Properly structuring materials at subwavelength scale allows for strong light-matter interaction, thereby enhancing near-field effects and engineering far-field scattering through intermodal interference. A majority of such effects are associated with plasmonics where electromagnetic waves created in the vicinity of metallic nanostructures is able to give rise to a variety of novel phenomena and fascinating applications. In the recent years, dielectric nanoparticles with high refractive index based on optically induced electric and magnetic Mie resonances attract a plethora of attention. In this rapidly developing field, dissipative loss in optical materials is considered one of the major challenges. Here, in this dissertation, we show that, counter-intuitively, it contributes positively to sub-wavelength scale light enhancement and confinement, and also improves scattering efficiency in the far field.
In the first part of this dissertation, near field enhancement in dissipative dielectric antennas is demonstrated to be orders of magnitude higher than their lossless dielectric counterparts, which is particularly favorable in deep UV applications where metals are plasmonically inactive and transparent dielectrics always have low index. The loss facilitated field enhancement is the result of large material permittivity contrast and electric field discontinuity. These dissipative dielectric nanostructures can be easily achieved with a great variety of dielectrics at their Lorentz oscillation frequencies, thus having the potential to build a completely new material platform boosting light-matter interaction over broader frequency ranges, with advantages such as bio-compatibility, CMOS compatibility and harsh environment endurance.

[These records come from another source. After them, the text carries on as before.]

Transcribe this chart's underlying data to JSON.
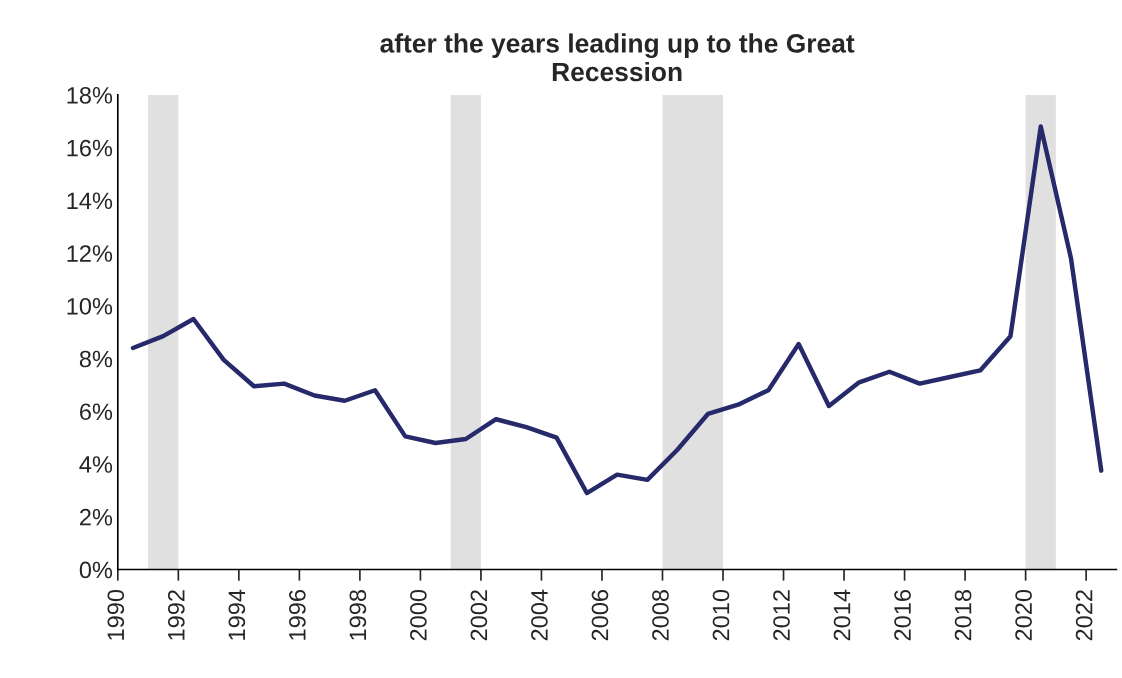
{
  "chart_data": {
    "type": "line",
    "title": "after the years leading up to the Great\nRecession",
    "x": [
      1990.5,
      1991.5,
      1992.5,
      1993.5,
      1994.5,
      1995.5,
      1996.5,
      1997.5,
      1998.5,
      1999.5,
      2000.5,
      2001.5,
      2002.5,
      2003.5,
      2004.5,
      2005.5,
      2006.5,
      2007.5,
      2008.5,
      2009.5,
      2010.5,
      2011.5,
      2012.5,
      2013.5,
      2014.5,
      2015.5,
      2016.5,
      2017.5,
      2018.5,
      2019.5,
      2020.5,
      2021.5,
      2022.5
    ],
    "series": [
      {
        "color": "#262a6b",
        "values": [
          8.4,
          8.85,
          9.5,
          7.95,
          6.95,
          7.05,
          6.6,
          6.4,
          6.8,
          5.05,
          4.8,
          4.95,
          5.7,
          5.4,
          5.0,
          2.9,
          3.6,
          3.4,
          4.55,
          5.9,
          6.25,
          6.8,
          8.55,
          6.2,
          7.1,
          7.5,
          7.05,
          7.3,
          7.55,
          8.85,
          16.8,
          11.8,
          3.75
        ]
      }
    ],
    "xlim": [
      1990,
      2023
    ],
    "xticks": [
      1990,
      1992,
      1994,
      1996,
      1998,
      2000,
      2002,
      2004,
      2006,
      2008,
      2010,
      2012,
      2014,
      2016,
      2018,
      2020,
      2022
    ],
    "ylim": [
      0,
      18
    ],
    "yticks": [
      {
        "value": 0,
        "label": "0%"
      },
      {
        "value": 2,
        "label": "2%"
      },
      {
        "value": 4,
        "label": "4%"
      },
      {
        "value": 6,
        "label": "6%"
      },
      {
        "value": 8,
        "label": "8%"
      },
      {
        "value": 10,
        "label": "10%"
      },
      {
        "value": 12,
        "label": "12%"
      },
      {
        "value": 14,
        "label": "14%"
      },
      {
        "value": 16,
        "label": "16%"
      },
      {
        "value": 18,
        "label": "18%"
      }
    ],
    "bands": [
      {
        "axis": "x",
        "from": 1991,
        "to": 1992,
        "color": "#e0e0e0"
      },
      {
        "axis": "x",
        "from": 2001,
        "to": 2002,
        "color": "#e0e0e0"
      },
      {
        "axis": "x",
        "from": 2008,
        "to": 2010,
        "color": "#e0e0e0"
      },
      {
        "axis": "x",
        "from": 2020,
        "to": 2021,
        "color": "#e0e0e0"
      }
    ],
    "grid": false,
    "legend": false
  }
}
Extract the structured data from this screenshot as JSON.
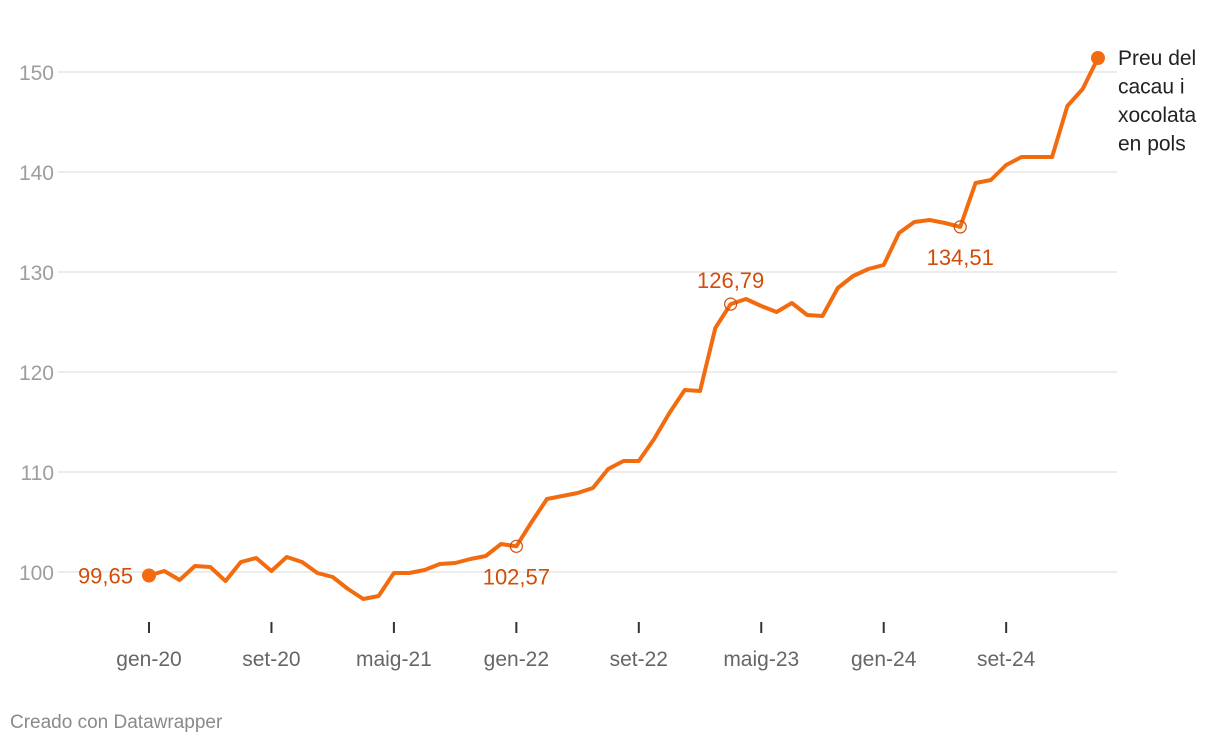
{
  "chart_data": {
    "type": "line",
    "title": "",
    "xlabel": "",
    "ylabel": "",
    "ylim": [
      95,
      152.5
    ],
    "y_ticks": [
      "100",
      "110",
      "120",
      "130",
      "140",
      "150"
    ],
    "x_ticks": [
      "gen-20",
      "set-20",
      "maig-21",
      "gen-22",
      "set-22",
      "maig-23",
      "gen-24",
      "set-24"
    ],
    "grid": true,
    "series": [
      {
        "name": "Preu del cacau i xocolata en pols",
        "label_lines": [
          "Preu del",
          "cacau i",
          "xocolata",
          "en pols"
        ],
        "color": "#f26b0f",
        "x": [
          "gen-20",
          "feb-20",
          "mar-20",
          "abr-20",
          "maig-20",
          "jun-20",
          "jul-20",
          "ag-20",
          "set-20",
          "oct-20",
          "nov-20",
          "des-20",
          "gen-21",
          "feb-21",
          "mar-21",
          "abr-21",
          "maig-21",
          "jun-21",
          "jul-21",
          "ag-21",
          "set-21",
          "oct-21",
          "nov-21",
          "des-21",
          "gen-22",
          "feb-22",
          "mar-22",
          "abr-22",
          "maig-22",
          "jun-22",
          "jul-22",
          "ag-22",
          "set-22",
          "oct-22",
          "nov-22",
          "des-22",
          "gen-23",
          "feb-23",
          "mar-23",
          "abr-23",
          "maig-23",
          "jun-23",
          "jul-23",
          "ag-23",
          "set-23",
          "oct-23",
          "nov-23",
          "des-23",
          "gen-24",
          "feb-24",
          "mar-24",
          "abr-24",
          "maig-24",
          "jun-24",
          "jul-24",
          "ag-24",
          "set-24",
          "oct-24",
          "nov-24",
          "des-24",
          "gen-25",
          "feb-25",
          "mar-25"
        ],
        "values": [
          99.65,
          100.1,
          99.2,
          100.6,
          100.5,
          99.1,
          101.0,
          101.4,
          100.1,
          101.5,
          101.0,
          99.9,
          99.5,
          98.3,
          97.3,
          97.6,
          99.9,
          99.9,
          100.2,
          100.8,
          100.9,
          101.3,
          101.6,
          102.8,
          102.57,
          105.0,
          107.3,
          107.6,
          107.9,
          108.4,
          110.3,
          111.1,
          111.1,
          113.3,
          115.9,
          118.2,
          118.1,
          124.4,
          126.79,
          127.3,
          126.6,
          126.0,
          126.9,
          125.7,
          125.6,
          128.4,
          129.6,
          130.3,
          130.7,
          133.9,
          135.0,
          135.2,
          134.9,
          134.51,
          138.9,
          139.2,
          140.7,
          141.5,
          141.5,
          141.5,
          146.6,
          148.3,
          151.4
        ]
      }
    ],
    "annotations": [
      {
        "x": "gen-20",
        "value": 99.65,
        "label": "99,65",
        "marker": "filled",
        "label_side": "left"
      },
      {
        "x": "gen-22",
        "value": 102.57,
        "label": "102,57",
        "marker": "ring",
        "label_side": "below"
      },
      {
        "x": "mar-23",
        "value": 126.79,
        "label": "126,79",
        "marker": "ring",
        "label_side": "above"
      },
      {
        "x": "jun-24",
        "value": 134.51,
        "label": "134,51",
        "marker": "ring",
        "label_side": "below"
      },
      {
        "x": "mar-25",
        "value": 151.4,
        "label": "",
        "marker": "filled",
        "label_side": "none"
      }
    ]
  },
  "credit": "Creado con Datawrapper"
}
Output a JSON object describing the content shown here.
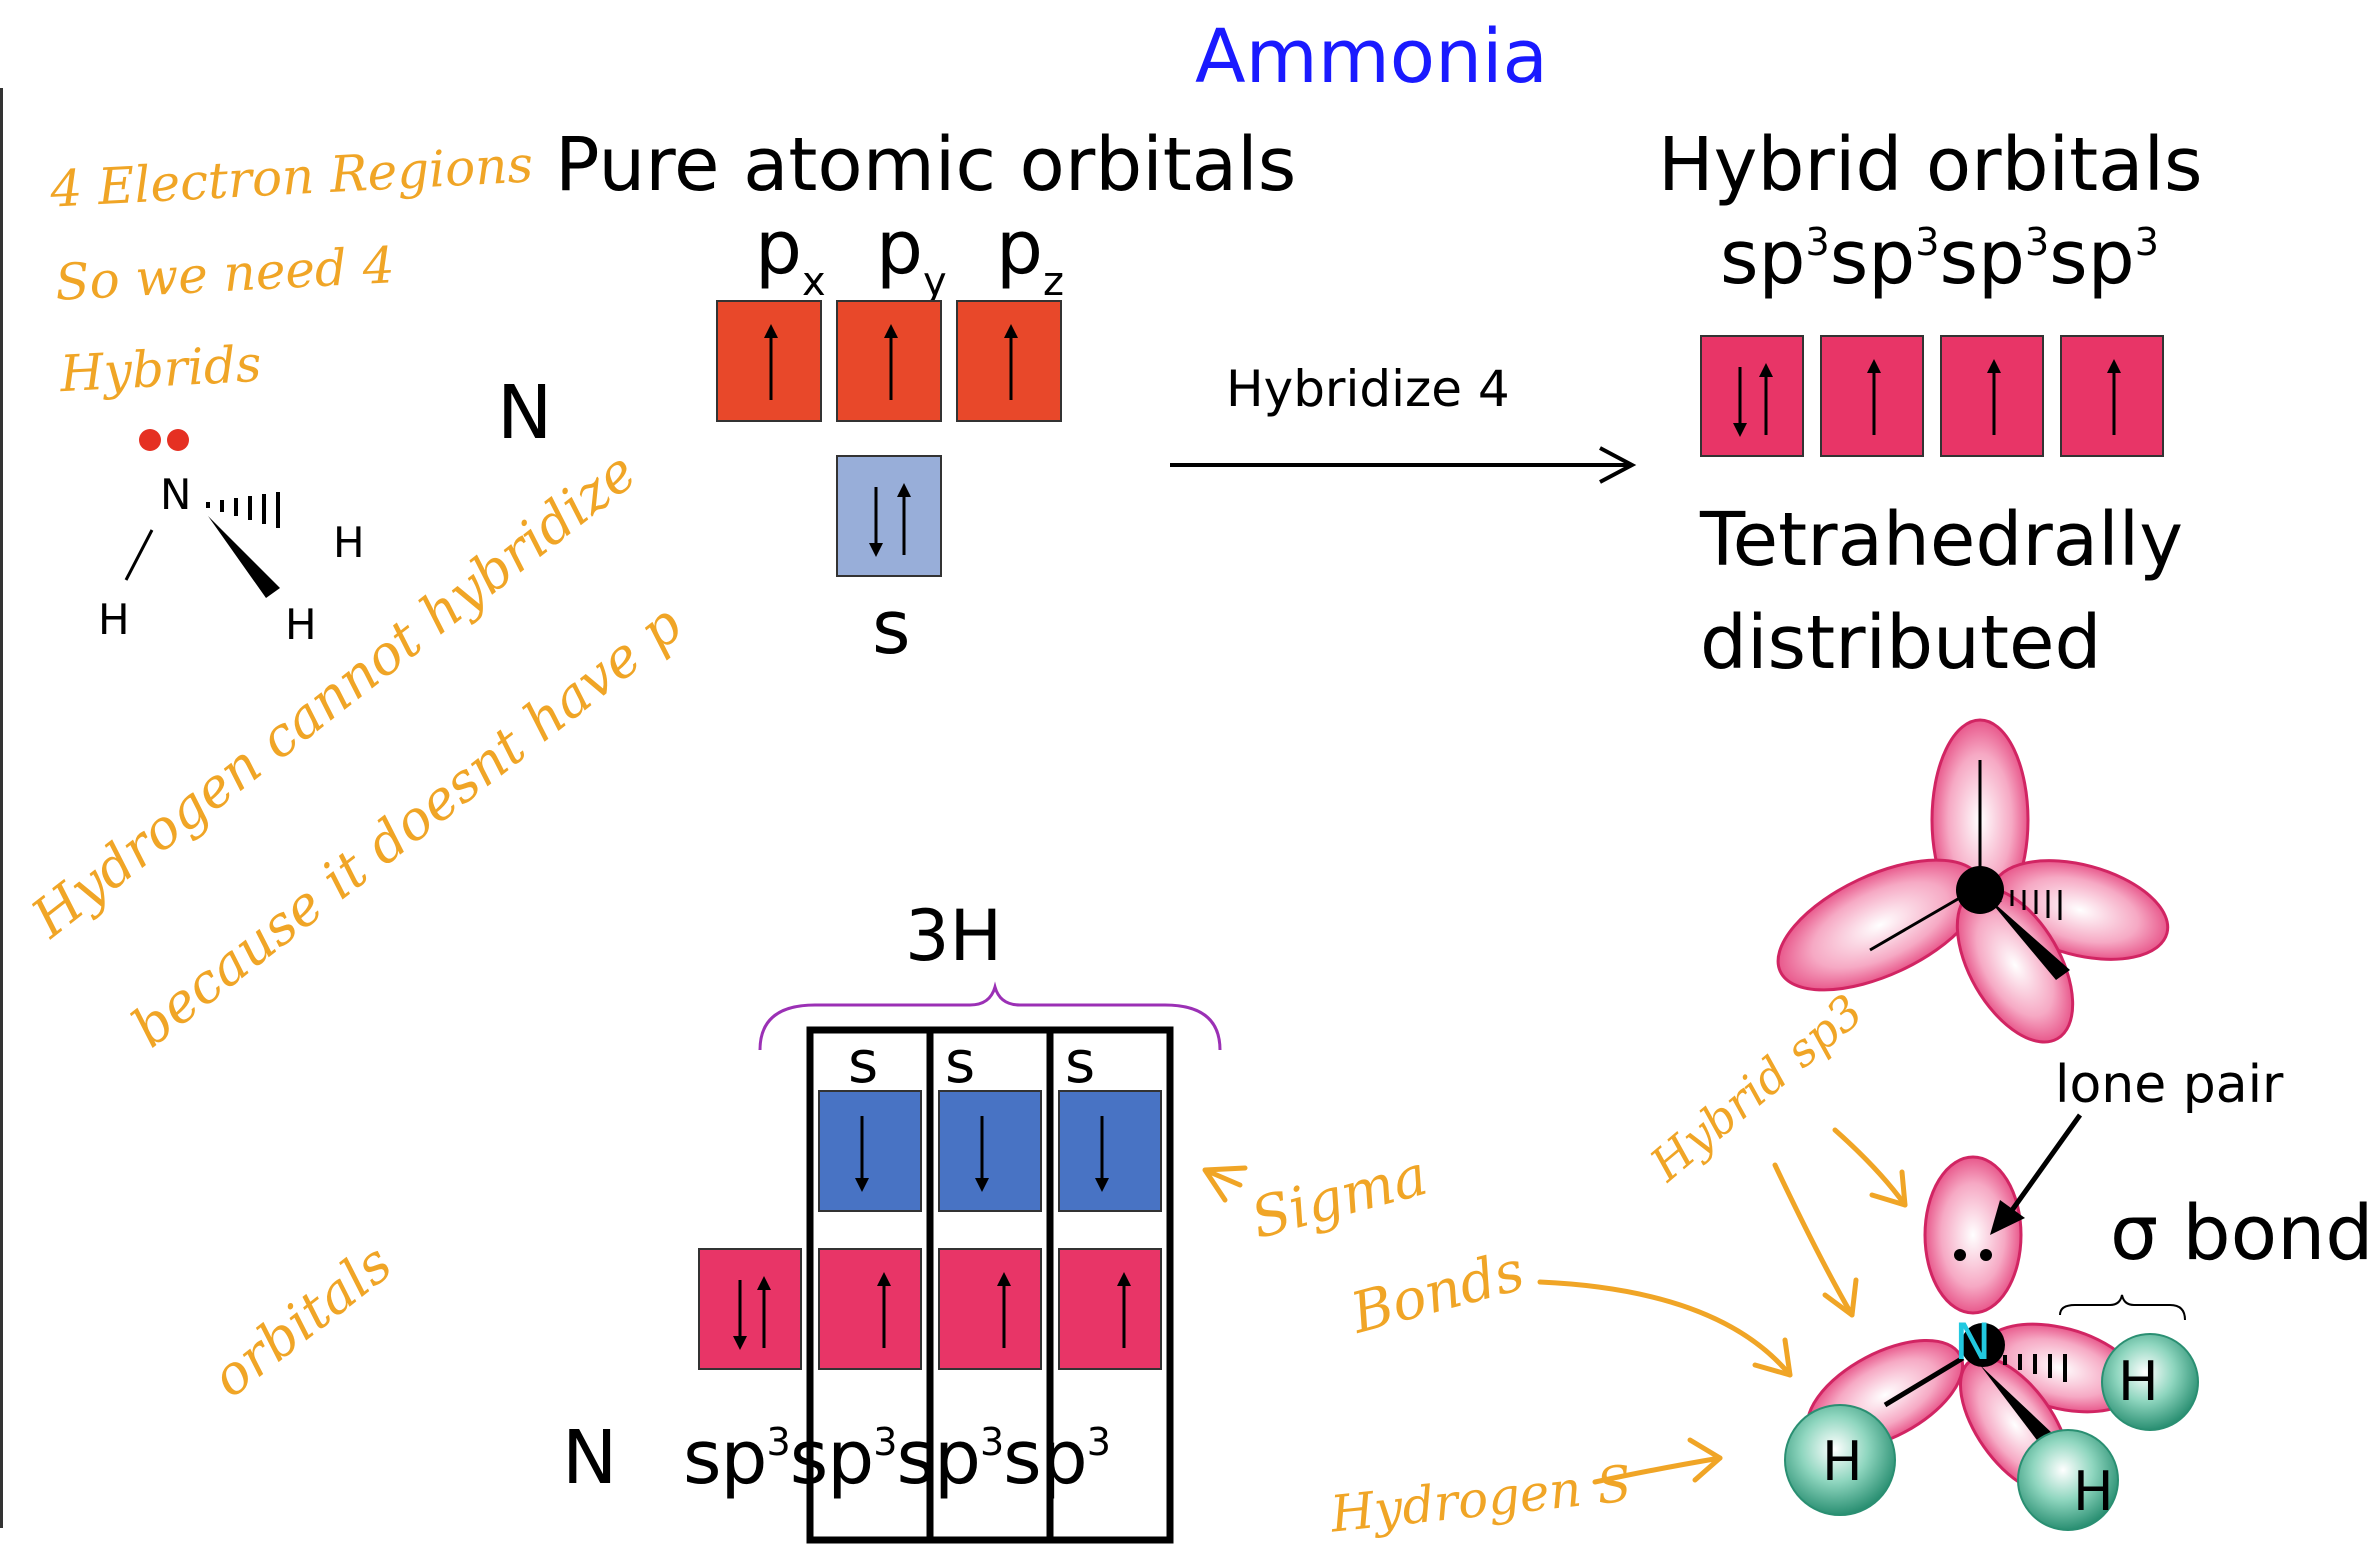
{
  "title": "Ammonia",
  "headings": {
    "pure": "Pure atomic orbitals",
    "hybrid": "Hybrid orbitals"
  },
  "pure_orbitals": {
    "atom": "N",
    "p_base": "p",
    "p_subs": [
      "x",
      "y",
      "z"
    ],
    "s_label": "s"
  },
  "hybrid_orbitals": {
    "base": "sp",
    "sup": "3",
    "count": 4
  },
  "arrow_label": "Hybridize 4",
  "geometry": {
    "line1": "Tetrahedrally",
    "line2": "distributed"
  },
  "structure": {
    "center": "N",
    "h1": "H",
    "h2": "H",
    "h3": "H"
  },
  "bottom": {
    "brace_label": "3H",
    "h_s_labels": [
      "s",
      "s",
      "s"
    ],
    "atom": "N",
    "sp_base": "sp",
    "sp_sup": "3"
  },
  "model": {
    "lone_pair": "lone pair",
    "sigma": "σ bond",
    "center": "N",
    "h": "H"
  },
  "annotations": {
    "electron_regions_1": "4 Electron Regions",
    "electron_regions_2": "So we need 4",
    "electron_regions_3": "Hybrids",
    "hydrogen_1": "Hydrogen cannot hybridize",
    "hydrogen_2": "because it doesnt have p",
    "hydrogen_3": "orbitals",
    "sigma_1": "Sigma",
    "sigma_2": "Bonds",
    "hybrid_sp3": "Hybrid sp3",
    "hydrogen_s": "Hydrogen S"
  },
  "colors": {
    "title": "#1a1aff",
    "p_orbital": "#e8482a",
    "s_orbital_light": "#98aed9",
    "hybrid": "#e83567",
    "h_s_orbital": "#4873c4",
    "handwriting": "#f0a526",
    "lone_pair_dots": "#e53022",
    "h_sphere": "#3aa88a"
  }
}
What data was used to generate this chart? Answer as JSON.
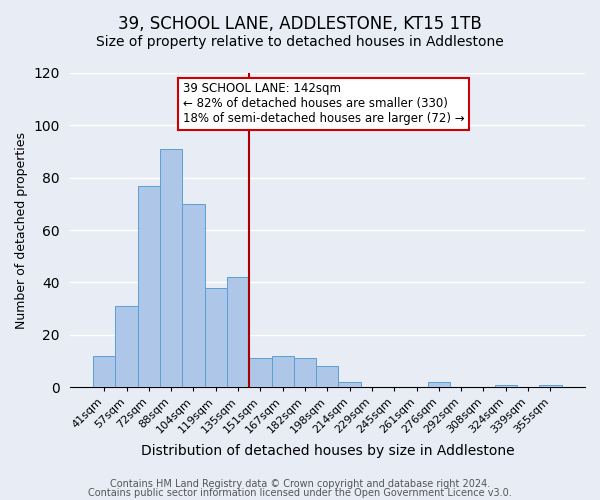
{
  "title": "39, SCHOOL LANE, ADDLESTONE, KT15 1TB",
  "subtitle": "Size of property relative to detached houses in Addlestone",
  "xlabel": "Distribution of detached houses by size in Addlestone",
  "ylabel": "Number of detached properties",
  "bar_labels": [
    "41sqm",
    "57sqm",
    "72sqm",
    "88sqm",
    "104sqm",
    "119sqm",
    "135sqm",
    "151sqm",
    "167sqm",
    "182sqm",
    "198sqm",
    "214sqm",
    "229sqm",
    "245sqm",
    "261sqm",
    "276sqm",
    "292sqm",
    "308sqm",
    "324sqm",
    "339sqm",
    "355sqm"
  ],
  "bar_heights": [
    12,
    31,
    77,
    91,
    70,
    38,
    42,
    11,
    12,
    11,
    8,
    2,
    0,
    0,
    0,
    2,
    0,
    0,
    1,
    0,
    1
  ],
  "bar_color": "#aec6e8",
  "bar_edge_color": "#5a9fd4",
  "vline_color": "#aa0000",
  "ylim": [
    0,
    120
  ],
  "yticks": [
    0,
    20,
    40,
    60,
    80,
    100,
    120
  ],
  "annotation_title": "39 SCHOOL LANE: 142sqm",
  "annotation_line1": "← 82% of detached houses are smaller (330)",
  "annotation_line2": "18% of semi-detached houses are larger (72) →",
  "annotation_box_color": "#ffffff",
  "annotation_box_edge": "#cc0000",
  "footer1": "Contains HM Land Registry data © Crown copyright and database right 2024.",
  "footer2": "Contains public sector information licensed under the Open Government Licence v3.0.",
  "background_color": "#e8ecf5",
  "title_fontsize": 12,
  "subtitle_fontsize": 10,
  "xlabel_fontsize": 10,
  "ylabel_fontsize": 9,
  "tick_fontsize": 8,
  "footer_fontsize": 7,
  "vline_x_index": 6.5
}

Additionally, manipulation of ultra-violet light through metasurface in the far field utilizing the silicon loss is then presented. We experimentally demonstrate Si metasurfaces working effectively over a broad band down to 290nm, with efficiencies comparable to plasmonic metasurface performance in the infrared regime. And for the first time, we show photolithography enabled by metasurface-generated ultraviolet holograms. We attribute such performance enhancement to the large scattering cross-sections of Si antennas in the ultraviolet range, which is adequately modeled via a circuit model. Our new platform will deepen our understanding of the role of material dissipation and introduce even more material options to broadband metaphotonic applications, including those in integrated photonics and holographic lithography technologies.
Dynamically tunable far field with subwavlength nanostructures is always desired for practical applications. In the last section of this dissertation, we introduce a lithography free and field-programmable photonic metacanvas. Previous attempts of realizing such idea used micro-mechanical metamaterials or amorphous-crystalline phase transition materials, which are limited in terms of the functionalities, efficiency, cost, and high working temperature (> 600oC). It is much desired to reconfigure photonic devices in a fast, large-scale, cost-effective, reliable, and free-style way at or near room temperature. Here, we present a completely rewritable meta-canvas on which arbitrary photonic devices can be rapidly written, erased and rewritten. The writing is with a low-power (1 mW) continuous laser and the entire process stays below ~ 90oC. Using these devices we demonstrate dynamical manipulation of optical waves for light propagation, reconstruction and polarization. Such meta-canvas supports physical (re)compilation of photonic operators akin to that of FPGA, opening up possibilities where a single photonic element can be field-programmed to deliver complex, system-level functionalities.